On September 19th, the UN Human Rights Council reviewed Canada’s record on several issues including: poverty, immigration, and the criminal justice system- according to a Canadian Press article published the same day as the review.
The review is conducted every four years. This year the issue of violence against Aboriginal women in Canada has taken center stage.
The UN Human Rights Council recommended Canada conduct a proper investigation of the issue, and review evidence that suggests a growing national problem of violence towards Aboriginal women, especially in British Columbia where it is believed Aboriginal women are the most vulnerable due to abuse by police.
These allegations mirror a report by Human Rights Watch back in February, which also recognized the abuse of Aboriginal women in British Columbia.
In response, Canada’s ambassador to the UN in Geneva, Elissa Golberg stood by Canada’s record of human rights, and noted that although discrimination is an issue faced everywhere, Canada’s courts, and legal frame-work are strong.
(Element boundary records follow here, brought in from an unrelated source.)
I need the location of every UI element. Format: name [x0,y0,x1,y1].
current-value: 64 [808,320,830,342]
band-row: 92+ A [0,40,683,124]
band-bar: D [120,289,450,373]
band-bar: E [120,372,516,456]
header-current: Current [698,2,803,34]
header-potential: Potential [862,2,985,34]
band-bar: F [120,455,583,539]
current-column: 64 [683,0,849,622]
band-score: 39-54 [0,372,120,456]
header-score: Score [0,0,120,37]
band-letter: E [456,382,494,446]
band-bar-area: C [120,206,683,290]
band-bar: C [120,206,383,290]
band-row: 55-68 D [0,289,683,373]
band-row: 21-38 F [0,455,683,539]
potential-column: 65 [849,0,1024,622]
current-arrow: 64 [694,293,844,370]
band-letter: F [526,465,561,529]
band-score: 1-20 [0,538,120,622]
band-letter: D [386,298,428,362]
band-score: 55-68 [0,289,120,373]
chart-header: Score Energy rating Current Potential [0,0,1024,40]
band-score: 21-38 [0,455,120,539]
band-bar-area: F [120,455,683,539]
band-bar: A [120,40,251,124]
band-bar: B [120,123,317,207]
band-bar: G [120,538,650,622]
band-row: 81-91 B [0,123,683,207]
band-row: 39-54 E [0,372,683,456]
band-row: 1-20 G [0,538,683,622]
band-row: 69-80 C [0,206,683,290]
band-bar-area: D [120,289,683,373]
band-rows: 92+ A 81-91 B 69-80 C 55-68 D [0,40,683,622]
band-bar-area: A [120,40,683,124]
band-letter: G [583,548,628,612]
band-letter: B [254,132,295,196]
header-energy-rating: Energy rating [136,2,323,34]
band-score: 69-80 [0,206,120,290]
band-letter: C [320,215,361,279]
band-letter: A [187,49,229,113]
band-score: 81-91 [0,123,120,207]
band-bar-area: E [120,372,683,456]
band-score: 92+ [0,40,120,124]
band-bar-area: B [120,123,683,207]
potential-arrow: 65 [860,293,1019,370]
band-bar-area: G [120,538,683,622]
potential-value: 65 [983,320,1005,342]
"Canada is proud of its human-rights record, and our peaceful and diverse society. While no society is entirely free of discrimination, Canada has a strong legal and policy framework for the promotion and protection of human rights, and an independent court system."
National chief of Canada’s Assembly of First Nations, Shawn Atleo is behind the findings by the UN Human Rights Council, citing strong support from the Canadian public, government leaders, and other studies which have found similar findings on the abuse of Aboriginal women.
"There is strong support for this action domestically among provincial and territorial leaders and the Canadian public and strong international support, not to mention a multitude of reports and investigations that urge Canada to act, said Atleo in a statement.
After the report was tabled September 19th, Canada responded by saying it was working with, and would continue to support initiatives aimed at preventing abuse towards Aboriginal women.
“[Canada is] strongly committed to taking action with aboriginal and non-aboriginal groups to prevent and stop violence against aboriginal women through a series of federal and provincial initiatives. There have been a number of inquiries and resulting proposals for improvements over the years," says the reply.
Despite Canada’s seemingly encouraging and proactive response to the allegations by the UN, similar accusations were made during the last UN Human Rights Council review in 2009.
Although the government has said they are making improvements, evidently they aren’t getting the results needed to keep Canada off watch lists such as this, and Human Rights watch.
In October, UN special rapporteur James Anaya will be in Canada conducting his review of treatment toward Aboriginals, and Canada will get a chance to respond to any findings before the information is presented to the UN rights Council.